II. Abdülhamit Dönemi Eğitim Politikası

  • II. Abdülhamit eğitim ve öğretim faaliyetlerinde merkeziyetçi, eğitim kurumları arasında ise denge politikası izledi.
  • Eğitim faaliyetlerinde Türklerin yoğun yaşadığı Anadolu’ya ağırlık verdi.
  • Azınlık ve yabancı okullara Türk öğretmenler atanarak kontrol altına alınmaya çalışıldı.
  • Bu dönemde ilk dereceli okullarda İslamcılık, orta dereceleri okullarda ise Osmanlıcılık akımını vermeye çalışan programlar uygulandı.
  • Türkçülük anlayışı da yavaş yavaş okulların müfredatına girmeye başladı.
  • II. Abdülhamit Dönemi’nde Maarif Merkezî Teşkilatı yeniden düzenlenerek her öğretim kademesi için genel müdürlükler ve müfettişlikler oluşturuldu.
  • II. Abdülhamit Dönemi’nde okullaşma tüm ülkeye yayıldı.
  • İbtidai (ilkokul) mektepler, rüştiyeler ve idadiler yaygınlaştırıldı. (İlk kız idadisi 1880 yılında açılmıştı.)
  • Darülfünuna yeni bölümler açılarak genişletildi.
  • Daru’l Muallimin düzenlenerek Âliye şubesi (Yüksek Öğretim Okulu) açıldı.
  • Mekteb-i Funûn-ı Maliye, Ziraat ve Baytar Mektebi, Gümrük Mektebi, Hamidiye Ticaret Mektebi, Polis Mektebi gibi memur meslek mektepleri açıldı.
  • Mekteb-i Hukuk, Hendese-i Mülkiye, Maliye Mektebi, Ticaret Mektebi, Deniz Ticareti Mektebi, Kız Sanayi Mektebi gibi yüksekokullar açıldı.
  • Sanayi-i Nefise Mektebi açıldı.
  • Rüştiyelerden itibaren yabancı dil öğretimi zorunlu oldu.
  • Devletin kritik bölgelerinde yer alan aşiretlerin çocuklarını Osmanlıcılık bilinciyle yetiştirmek amacıyla İstanbul’da bir Aşiret Mektebi açıldı.
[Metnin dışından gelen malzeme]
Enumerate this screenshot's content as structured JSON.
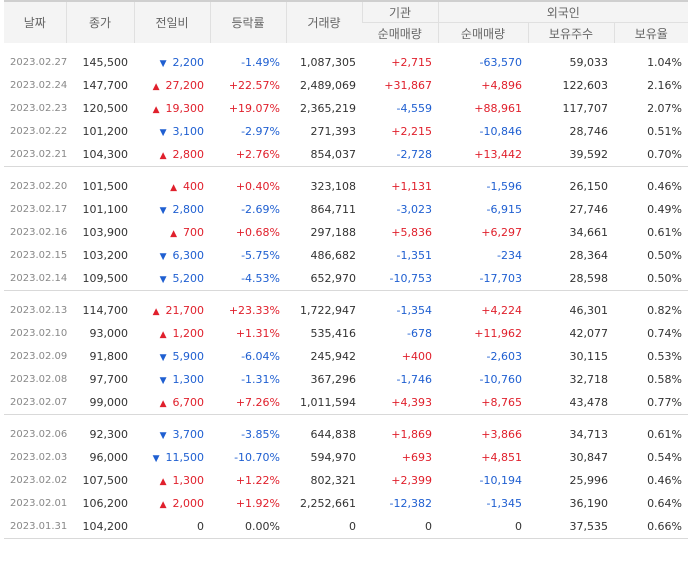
{
  "headers": {
    "date": "날짜",
    "close": "종가",
    "change": "전일비",
    "rate": "등락률",
    "volume": "거래량",
    "institution": "기관",
    "institution_net": "순매매량",
    "foreign": "외국인",
    "foreign_net": "순매매량",
    "foreign_holdings": "보유주수",
    "foreign_ratio": "보유율"
  },
  "groups": [
    [
      {
        "date": "2023.02.27",
        "close": "145,500",
        "dir": "down",
        "change": "2,200",
        "rate": "-1.49%",
        "volume": "1,087,305",
        "inst": "+2,715",
        "foreign": "-63,570",
        "hold": "59,033",
        "ratio": "1.04%"
      },
      {
        "date": "2023.02.24",
        "close": "147,700",
        "dir": "up",
        "change": "27,200",
        "rate": "+22.57%",
        "volume": "2,489,069",
        "inst": "+31,867",
        "foreign": "+4,896",
        "hold": "122,603",
        "ratio": "2.16%"
      },
      {
        "date": "2023.02.23",
        "close": "120,500",
        "dir": "up",
        "change": "19,300",
        "rate": "+19.07%",
        "volume": "2,365,219",
        "inst": "-4,559",
        "foreign": "+88,961",
        "hold": "117,707",
        "ratio": "2.07%"
      },
      {
        "date": "2023.02.22",
        "close": "101,200",
        "dir": "down",
        "change": "3,100",
        "rate": "-2.97%",
        "volume": "271,393",
        "inst": "+2,215",
        "foreign": "-10,846",
        "hold": "28,746",
        "ratio": "0.51%"
      },
      {
        "date": "2023.02.21",
        "close": "104,300",
        "dir": "up",
        "change": "2,800",
        "rate": "+2.76%",
        "volume": "854,037",
        "inst": "-2,728",
        "foreign": "+13,442",
        "hold": "39,592",
        "ratio": "0.70%"
      }
    ],
    [
      {
        "date": "2023.02.20",
        "close": "101,500",
        "dir": "up",
        "change": "400",
        "rate": "+0.40%",
        "volume": "323,108",
        "inst": "+1,131",
        "foreign": "-1,596",
        "hold": "26,150",
        "ratio": "0.46%"
      },
      {
        "date": "2023.02.17",
        "close": "101,100",
        "dir": "down",
        "change": "2,800",
        "rate": "-2.69%",
        "volume": "864,711",
        "inst": "-3,023",
        "foreign": "-6,915",
        "hold": "27,746",
        "ratio": "0.49%"
      },
      {
        "date": "2023.02.16",
        "close": "103,900",
        "dir": "up",
        "change": "700",
        "rate": "+0.68%",
        "volume": "297,188",
        "inst": "+5,836",
        "foreign": "+6,297",
        "hold": "34,661",
        "ratio": "0.61%"
      },
      {
        "date": "2023.02.15",
        "close": "103,200",
        "dir": "down",
        "change": "6,300",
        "rate": "-5.75%",
        "volume": "486,682",
        "inst": "-1,351",
        "foreign": "-234",
        "hold": "28,364",
        "ratio": "0.50%"
      },
      {
        "date": "2023.02.14",
        "close": "109,500",
        "dir": "down",
        "change": "5,200",
        "rate": "-4.53%",
        "volume": "652,970",
        "inst": "-10,753",
        "foreign": "-17,703",
        "hold": "28,598",
        "ratio": "0.50%"
      }
    ],
    [
      {
        "date": "2023.02.13",
        "close": "114,700",
        "dir": "up",
        "change": "21,700",
        "rate": "+23.33%",
        "volume": "1,722,947",
        "inst": "-1,354",
        "foreign": "+4,224",
        "hold": "46,301",
        "ratio": "0.82%"
      },
      {
        "date": "2023.02.10",
        "close": "93,000",
        "dir": "up",
        "change": "1,200",
        "rate": "+1.31%",
        "volume": "535,416",
        "inst": "-678",
        "foreign": "+11,962",
        "hold": "42,077",
        "ratio": "0.74%"
      },
      {
        "date": "2023.02.09",
        "close": "91,800",
        "dir": "down",
        "change": "5,900",
        "rate": "-6.04%",
        "volume": "245,942",
        "inst": "+400",
        "foreign": "-2,603",
        "hold": "30,115",
        "ratio": "0.53%"
      },
      {
        "date": "2023.02.08",
        "close": "97,700",
        "dir": "down",
        "change": "1,300",
        "rate": "-1.31%",
        "volume": "367,296",
        "inst": "-1,746",
        "foreign": "-10,760",
        "hold": "32,718",
        "ratio": "0.58%"
      },
      {
        "date": "2023.02.07",
        "close": "99,000",
        "dir": "up",
        "change": "6,700",
        "rate": "+7.26%",
        "volume": "1,011,594",
        "inst": "+4,393",
        "foreign": "+8,765",
        "hold": "43,478",
        "ratio": "0.77%"
      }
    ],
    [
      {
        "date": "2023.02.06",
        "close": "92,300",
        "dir": "down",
        "change": "3,700",
        "rate": "-3.85%",
        "volume": "644,838",
        "inst": "+1,869",
        "foreign": "+3,866",
        "hold": "34,713",
        "ratio": "0.61%"
      },
      {
        "date": "2023.02.03",
        "close": "96,000",
        "dir": "down",
        "change": "11,500",
        "rate": "-10.70%",
        "volume": "594,970",
        "inst": "+693",
        "foreign": "+4,851",
        "hold": "30,847",
        "ratio": "0.54%"
      },
      {
        "date": "2023.02.02",
        "close": "107,500",
        "dir": "up",
        "change": "1,300",
        "rate": "+1.22%",
        "volume": "802,321",
        "inst": "+2,399",
        "foreign": "-10,194",
        "hold": "25,996",
        "ratio": "0.46%"
      },
      {
        "date": "2023.02.01",
        "close": "106,200",
        "dir": "up",
        "change": "2,000",
        "rate": "+1.92%",
        "volume": "2,252,661",
        "inst": "-12,382",
        "foreign": "-1,345",
        "hold": "36,190",
        "ratio": "0.64%"
      },
      {
        "date": "2023.01.31",
        "close": "104,200",
        "dir": "none",
        "change": "0",
        "rate": "0.00%",
        "volume": "0",
        "inst": "0",
        "foreign": "0",
        "hold": "37,535",
        "ratio": "0.66%"
      }
    ]
  ],
  "icons": {
    "up": "triangle-up-icon",
    "down": "triangle-down-icon"
  },
  "colors": {
    "up": "#e0202c",
    "down": "#1f5fd1"
  }
}
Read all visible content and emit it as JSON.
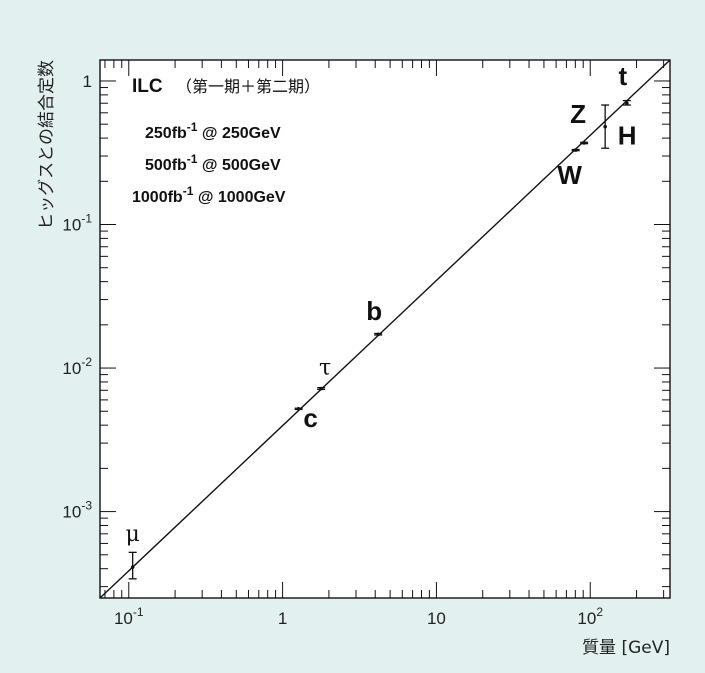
{
  "chart_data": {
    "type": "scatter",
    "title": "",
    "xlabel": "質量 [GeV]",
    "ylabel": "ヒッグスとの結合定数",
    "xscale": "log",
    "yscale": "log",
    "xlim": [
      0.065,
      330
    ],
    "ylim": [
      0.00025,
      1.4
    ],
    "x_ticks": [
      {
        "value": 0.1,
        "base": "10",
        "exp": "-1"
      },
      {
        "value": 1,
        "base": "1",
        "exp": ""
      },
      {
        "value": 10,
        "base": "10",
        "exp": ""
      },
      {
        "value": 100,
        "base": "10",
        "exp": "2"
      }
    ],
    "y_ticks": [
      {
        "value": 0.001,
        "base": "10",
        "exp": "-3"
      },
      {
        "value": 0.01,
        "base": "10",
        "exp": "-2"
      },
      {
        "value": 0.1,
        "base": "10",
        "exp": "-1"
      },
      {
        "value": 1,
        "base": "1",
        "exp": ""
      }
    ],
    "reference_line": {
      "description": "coupling ∝ mass",
      "from": [
        0.065,
        0.00025
      ],
      "to": [
        330,
        1.4
      ]
    },
    "points": [
      {
        "name": "μ",
        "x": 0.106,
        "y": 0.00041,
        "y_low": 0.00034,
        "y_high": 0.00052
      },
      {
        "name": "c",
        "x": 1.27,
        "y": 0.0052,
        "y_low": 0.00515,
        "y_high": 0.00525
      },
      {
        "name": "τ",
        "x": 1.78,
        "y": 0.0072,
        "y_low": 0.0071,
        "y_high": 0.0073
      },
      {
        "name": "b",
        "x": 4.18,
        "y": 0.0172,
        "y_low": 0.017,
        "y_high": 0.0174
      },
      {
        "name": "W",
        "x": 80.4,
        "y": 0.33,
        "y_low": 0.327,
        "y_high": 0.333
      },
      {
        "name": "Z",
        "x": 91.2,
        "y": 0.37,
        "y_low": 0.366,
        "y_high": 0.374
      },
      {
        "name": "H",
        "x": 125,
        "y": 0.48,
        "y_low": 0.34,
        "y_high": 0.68
      },
      {
        "name": "t",
        "x": 173,
        "y": 0.7,
        "y_low": 0.68,
        "y_high": 0.73
      }
    ],
    "legend": {
      "title": "ILC",
      "subtitle": "（第一期＋第二期）",
      "lines": [
        {
          "lum": "250fb",
          "exp": "-1",
          "energy": " @ 250GeV"
        },
        {
          "lum": "500fb",
          "exp": "-1",
          "energy": " @ 500GeV"
        },
        {
          "lum": "1000fb",
          "exp": "-1",
          "energy": " @ 1000GeV"
        }
      ],
      "placement": "top-left"
    },
    "grid": false,
    "colors": {
      "background": "#e2f0f0",
      "plot_background": "#ffffff",
      "ink": "#111111"
    }
  }
}
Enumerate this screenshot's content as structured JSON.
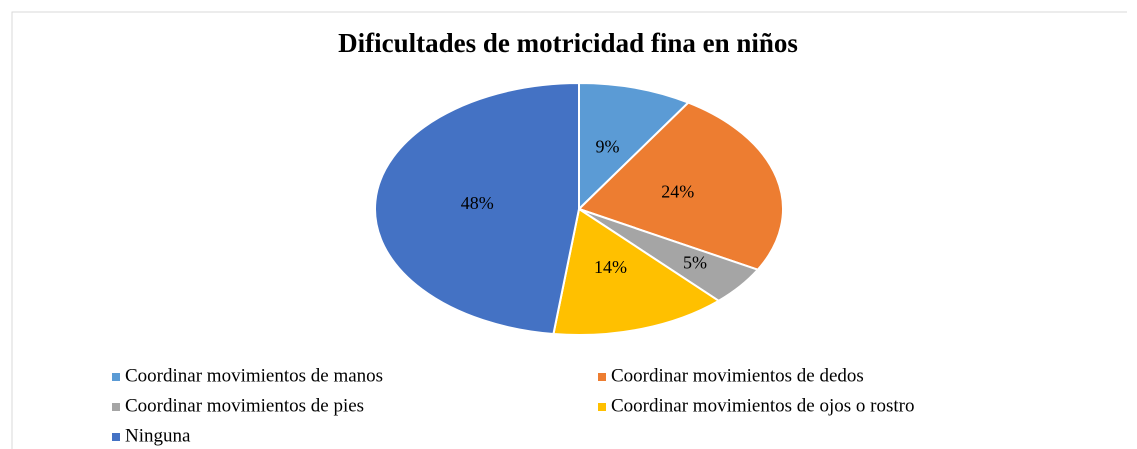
{
  "chart_data": {
    "type": "pie",
    "title": "Dificultades de motricidad fina en niños",
    "categories": [
      "Coordinar movimientos de manos",
      "Coordinar movimientos de dedos",
      "Coordinar movimientos de pies",
      "Coordinar movimientos de ojos o rostro",
      "Ninguna"
    ],
    "values": [
      9,
      24,
      5,
      14,
      48
    ],
    "value_labels": [
      "9%",
      "24%",
      "5%",
      "14%",
      "48%"
    ],
    "colors": [
      "#5b9bd5",
      "#ed7d31",
      "#a5a5a5",
      "#ffc000",
      "#4472c4"
    ],
    "legend": "bottom"
  }
}
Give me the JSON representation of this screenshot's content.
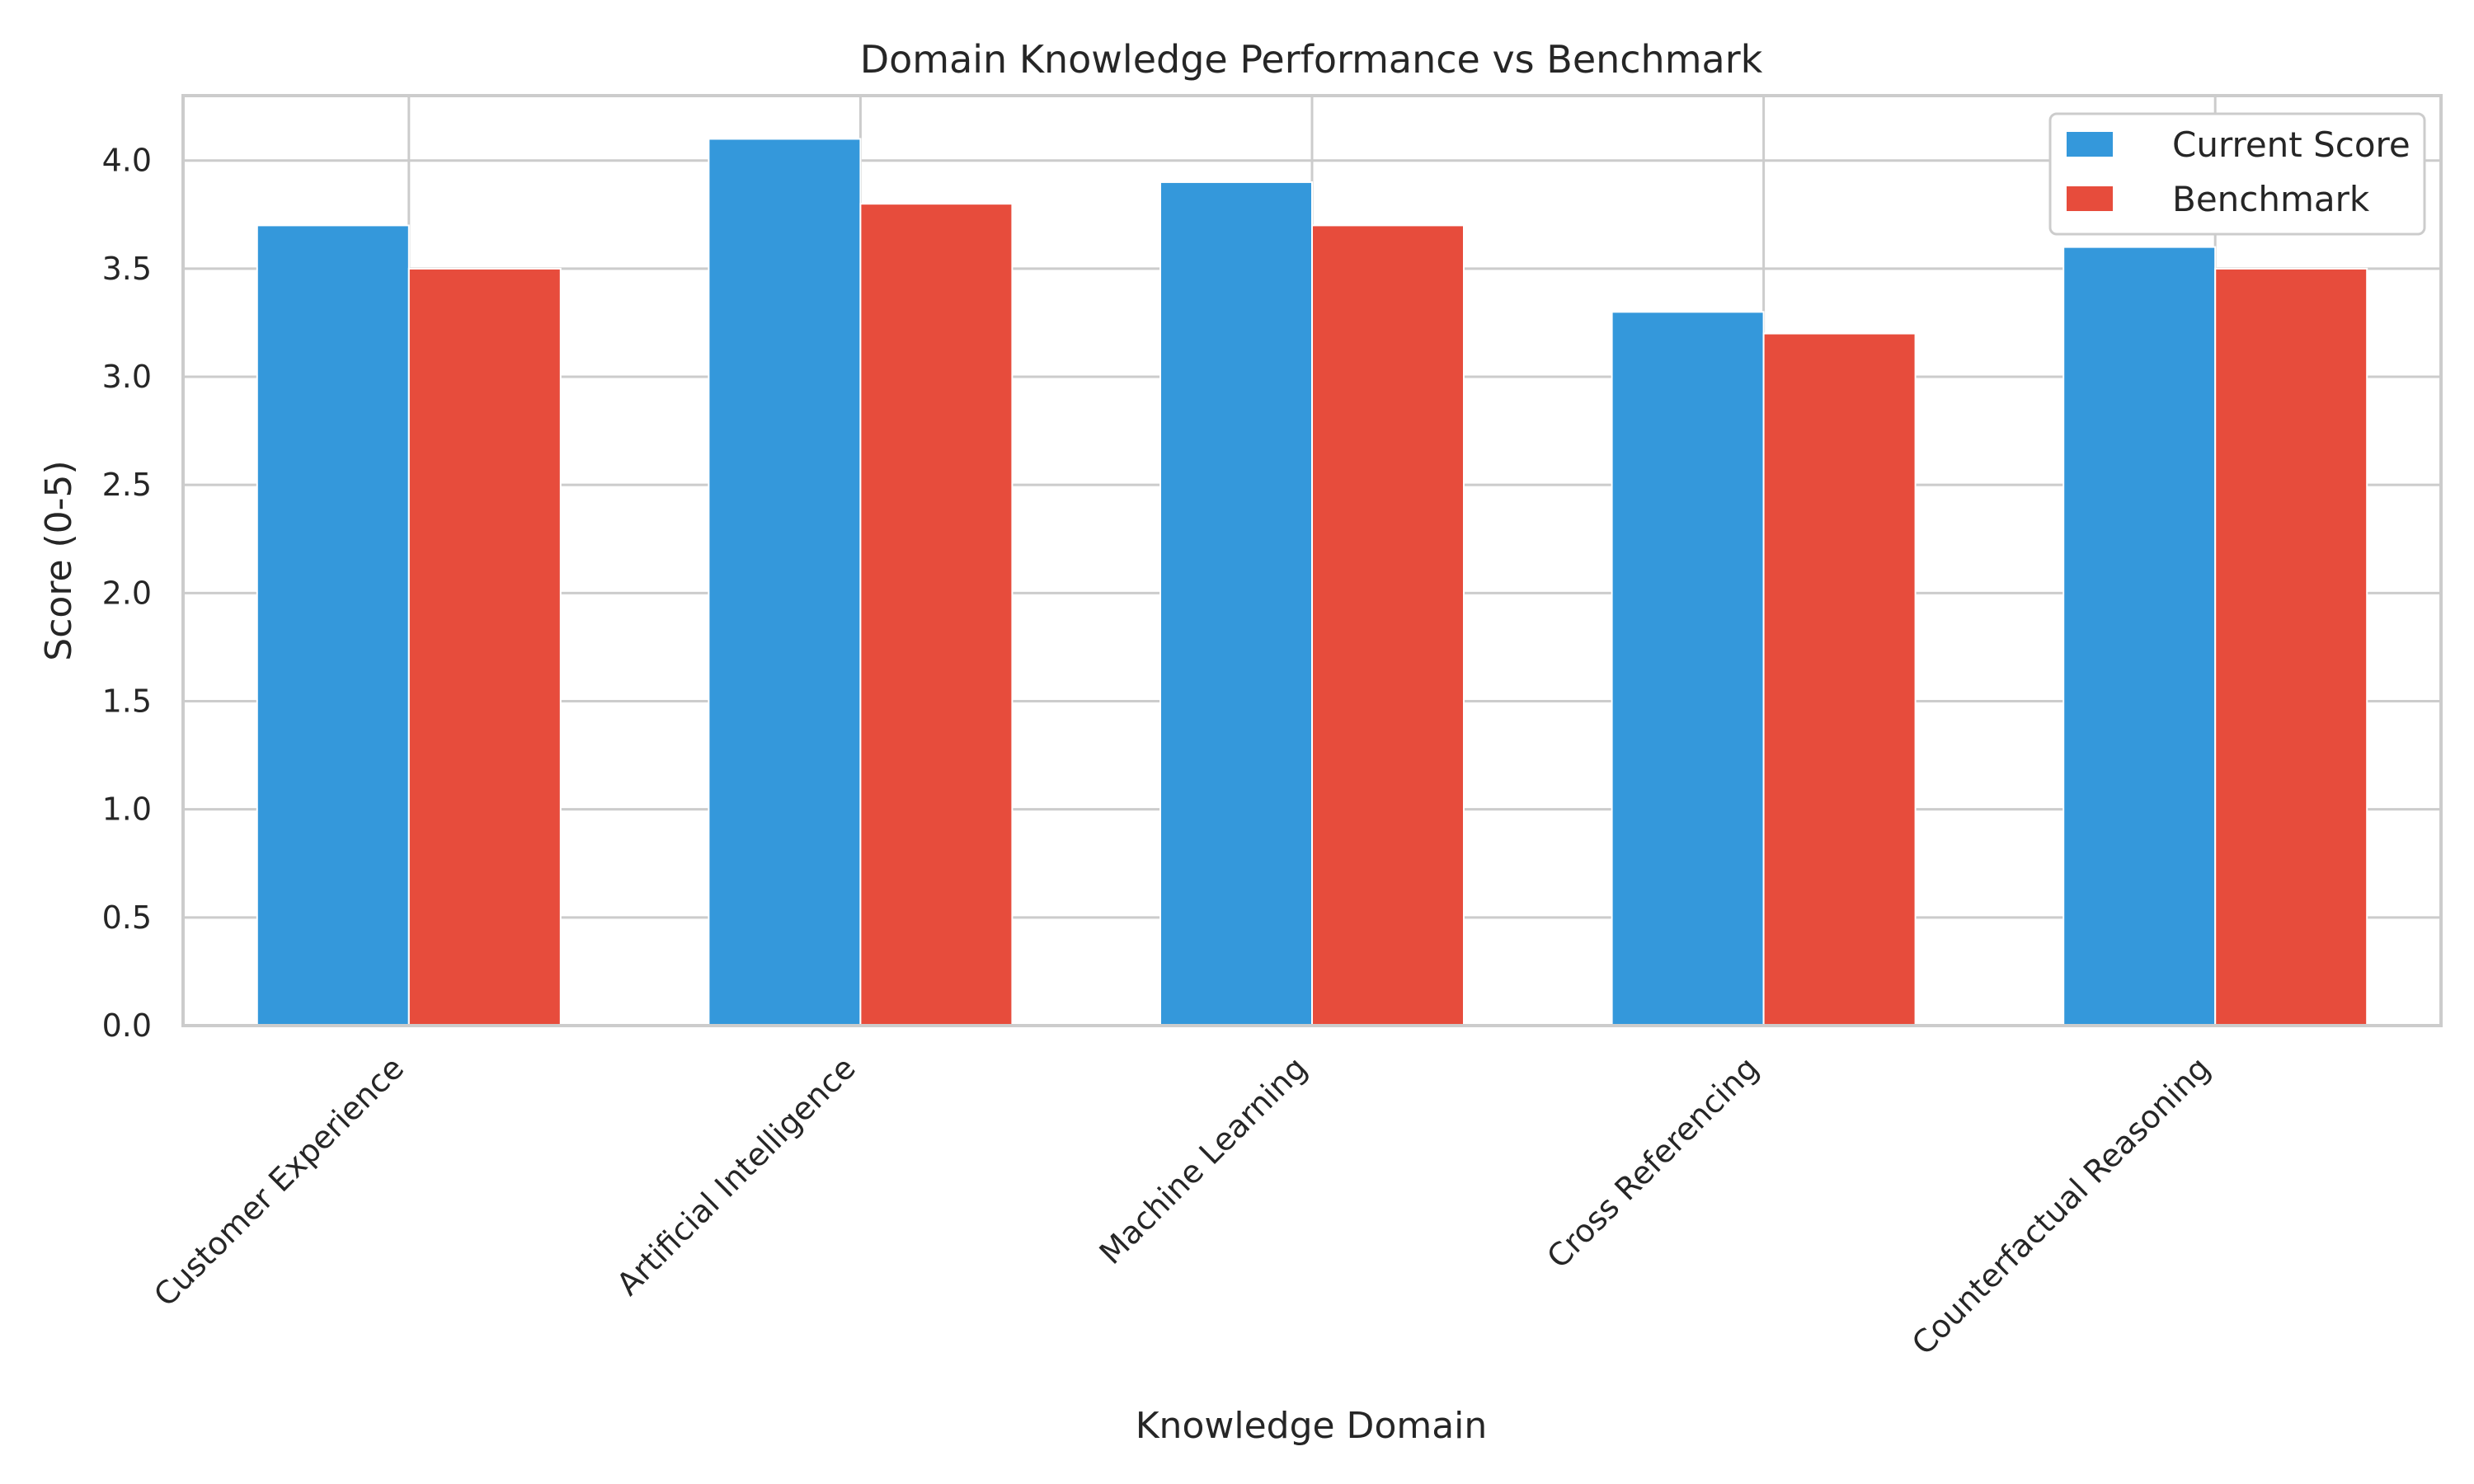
{
  "chart_data": {
    "type": "bar",
    "title": "Domain Knowledge Performance vs Benchmark",
    "xlabel": "Knowledge Domain",
    "ylabel": "Score (0-5)",
    "categories": [
      "Customer Experience",
      "Artificial Intelligence",
      "Machine Learning",
      "Cross Referencing",
      "Counterfactual Reasoning"
    ],
    "series": [
      {
        "name": "Current Score",
        "values": [
          3.7,
          4.1,
          3.9,
          3.3,
          3.6
        ],
        "color": "#3498db"
      },
      {
        "name": "Benchmark",
        "values": [
          3.5,
          3.8,
          3.7,
          3.2,
          3.5
        ],
        "color": "#e74c3c"
      }
    ],
    "ylim": [
      0,
      4.3
    ],
    "yticks": [
      0.0,
      0.5,
      1.0,
      1.5,
      2.0,
      2.5,
      3.0,
      3.5,
      4.0
    ],
    "ytick_labels": [
      "0.0",
      "0.5",
      "1.0",
      "1.5",
      "2.0",
      "2.5",
      "3.0",
      "3.5",
      "4.0"
    ],
    "grid": true,
    "legend_position": "top-right"
  }
}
II. Abdülhamit Dönemi’nde Açılan Hastaneler

  • II. Abdülhamit, eğitim olanaklarını kasaba ve köylere kadar ulaştırmanın yanında birçok vilayet merkezinde hastaneler de açtırdı.
  • Günümüzde varlığını devam ettiren Darülaceze, kimsesiz çocuklar ile yaşlı ve bakıma muhtaç insanları barındırmak amacıyla 1896 yılında açılmıştı.
  • Darülaceze 200 yataklı bir hastane, bir yetimhane, çamaşırhane ile hamam gibi binaları ve el sanatları ile ilgili imalathaneler, fırın ve mabetlerden (cami, kilise ve havra) oluşan bir kompleksti.
  • Hamidiye Etfal Hastanesi II. Abdülhamit’in Dönemi’nde açılan en önemli kurumlardandır.
  • Bu dönemde 300’den fazla hastane yapılmıştır.

Emeklilik Sistemi (Tekaütlük Sistemi)

  • 1865’te Emeklilik Kanunu ile emekliliği düzenleyen ilk kurumlar ortaya çıktı.
  • Bu konudaki en önemli gelişme II. Abdülhamit Dönemi’nde emekli sandıklarının kurulmasıdır.
  • Yeni düzenlemelerle emeklilik sistemi askerî ve sivil memurların dışında dul ve yetimleri de kapsayacak şekilde genişletildi.
  • Sosyal yardım uygulamalarından biri de yoksul aylıklarıdır.
  • Tanzimat Dönemi’nde Maliye Nezareti’nin çeşitli kalemlerinden ve valilerin “Kapualtı Hasılatından” muhtaçlara maaşlar bağlanmıştır.
  • II. Abdülhamit Dönemi’nde Hazine-i Maliye-i Celile ödemeleri arasında “muhtacın tertibi” düzenlemesi ile muhtaç insanlara maaş bağlanmıştır.
  • Yoksul aylığı uygulaması, Osmanlı Devleti’nin sosyal bir devlet olma yolunda attığı büyük adımlardan biridir.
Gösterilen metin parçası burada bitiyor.